Hui-Kuan Lin, Ph.D., of Molecular and Cellular Oncology, has spent the last decade characterizing Skp2 and how it fuels cancer growth, and the past five years looking for a way to shut it down.
Lin teamed with Shuxing Zhang, M.D., Ph.D., in Experimental Therapeutics, to find an inhibitor that shuts down Skp2 among a galaxy of drug candidates. Their discovery, opening a completely new avenue for potential cancer treatment, was published today at the leading journal Cell.
The compound selectively attacked prostate, lung, liver and bone cancer cells in lab experiments while largely sparing normal cells. It also suppressed prostate cancer stem cells, which are thought to drive cancer progression and metastasis.
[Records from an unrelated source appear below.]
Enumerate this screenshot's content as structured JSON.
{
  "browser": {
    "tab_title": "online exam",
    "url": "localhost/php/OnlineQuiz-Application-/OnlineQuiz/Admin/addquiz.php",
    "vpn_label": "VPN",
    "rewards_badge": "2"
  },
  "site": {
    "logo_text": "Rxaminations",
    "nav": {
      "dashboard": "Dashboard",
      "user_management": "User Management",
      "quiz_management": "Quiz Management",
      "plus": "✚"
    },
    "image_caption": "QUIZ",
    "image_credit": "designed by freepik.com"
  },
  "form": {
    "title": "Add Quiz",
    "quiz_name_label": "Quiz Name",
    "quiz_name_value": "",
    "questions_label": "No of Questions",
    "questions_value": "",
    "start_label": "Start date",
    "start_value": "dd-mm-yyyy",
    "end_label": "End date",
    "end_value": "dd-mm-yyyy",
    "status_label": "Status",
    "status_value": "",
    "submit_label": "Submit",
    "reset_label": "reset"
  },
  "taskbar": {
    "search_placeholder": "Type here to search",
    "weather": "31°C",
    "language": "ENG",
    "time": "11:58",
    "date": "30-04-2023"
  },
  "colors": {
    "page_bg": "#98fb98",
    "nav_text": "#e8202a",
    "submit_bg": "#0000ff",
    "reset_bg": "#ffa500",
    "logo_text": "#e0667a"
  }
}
In mouse models, the drug shrank tumors and overcame resistance to chemotherapy. "The beauty of this study is we identified an inhibitor and showed how it functions to block Skp2. Inhibitors often are discovered without an initial understanding of how they work," Lin said. Steps are under way to define the drug's potential off-target effects before it can advance to human clinical trials. In a series of major publications in recent years, Lin and colleagues have nailed down the details of the cancer-promoting effects of overactive Skp2:
- Destruction of a key protein in a process that renders cells senescent -- incapable of division.
- Activation of glycolysis, the processing of glucose into energy, the preferred diet of many cancer types.
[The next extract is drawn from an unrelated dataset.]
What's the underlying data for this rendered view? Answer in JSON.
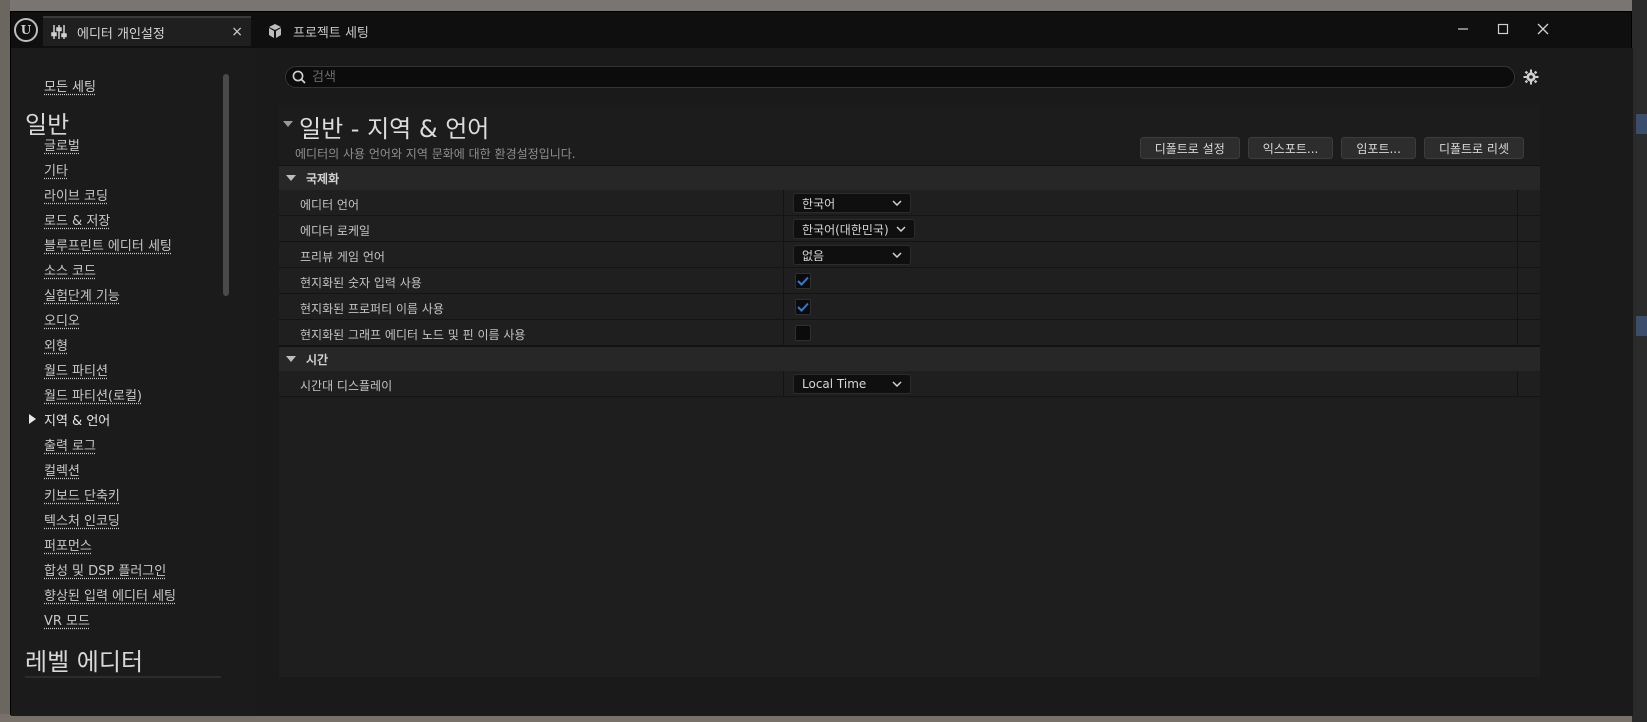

"To begin such a search, to rationally design a drug, you must first understand the target's biology and then look at its structure and fully comprehend its complex interactions and how disrupting those will help treat the disease," Zhang said. "Once you understand those, you're ready to screen using computer models."
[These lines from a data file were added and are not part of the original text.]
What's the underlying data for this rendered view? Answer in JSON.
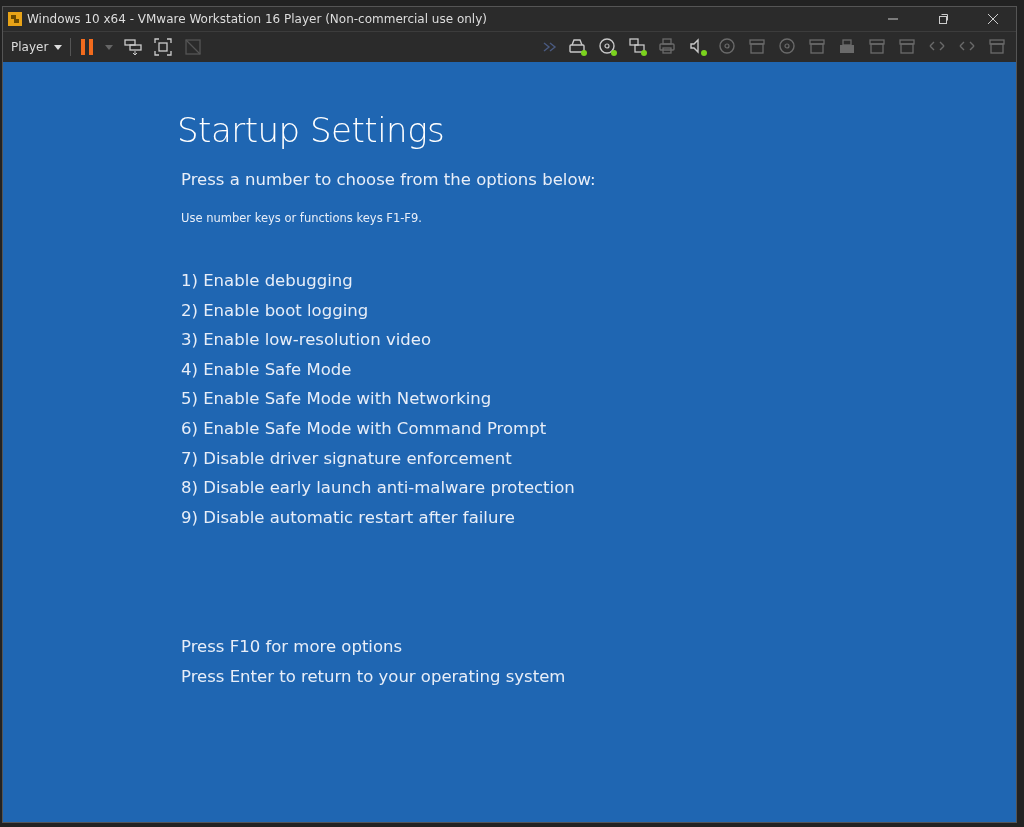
{
  "window": {
    "title": "Windows 10 x64 - VMware Workstation 16 Player (Non-commercial use only)"
  },
  "toolbar": {
    "menu": "Player",
    "paused": true,
    "devices": [
      {
        "kind": "hdd",
        "connected": true
      },
      {
        "kind": "cd",
        "connected": true
      },
      {
        "kind": "network",
        "connected": true
      },
      {
        "kind": "printer",
        "connected": false
      },
      {
        "kind": "sound",
        "connected": true
      },
      {
        "kind": "cd",
        "connected": false
      },
      {
        "kind": "box",
        "connected": false
      },
      {
        "kind": "cd",
        "connected": false
      },
      {
        "kind": "box",
        "connected": false
      },
      {
        "kind": "usb",
        "connected": false
      },
      {
        "kind": "box",
        "connected": false
      },
      {
        "kind": "box",
        "connected": false
      },
      {
        "kind": "arrows",
        "connected": false
      },
      {
        "kind": "arrows",
        "connected": false
      },
      {
        "kind": "box",
        "connected": false
      }
    ]
  },
  "screen": {
    "title": "Startup Settings",
    "subtitle": "Press a number to choose from the options below:",
    "hint": "Use number keys or functions keys F1-F9.",
    "options": [
      "1) Enable debugging",
      "2) Enable boot logging",
      "3) Enable low-resolution video",
      "4) Enable Safe Mode",
      "5) Enable Safe Mode with Networking",
      "6) Enable Safe Mode with Command Prompt",
      "7) Disable driver signature enforcement",
      "8) Disable early launch anti-malware protection",
      "9) Disable automatic restart after failure"
    ],
    "footer": [
      "Press F10 for more options",
      "Press Enter to return to your operating system"
    ]
  }
}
That analysis is important. "There are many more chemical compounds available than there are estimated stars in the universe," Zhang said. "We have a database with 10 million compounds, but our prescreening analysis narrowed our computerized search to 120,000."
Virtual screening of the 120,000 compounds revealed 25 candidates that connect to either or both of two binding pockets on Skp2. Additional analyses showed that Compound #25, also known as SZL-P1-41, effectively disrupted Skp2's activity.
The inhibitor plugs critical binding sites on Skp2, preventing it from connecting to its cousin Skp1 to form a complex, the first step in its two cancer-promoting functions, Lin said.
Cell line experiments confirmed the compound's binding ability and revealed that the drug attacks cancer by reversing the effects discovered by Lin's lab: the senescence program is turned on, the cancer-feeding glycolysis pathway is turned off.
Zhang and Lin have filed a patent on this work.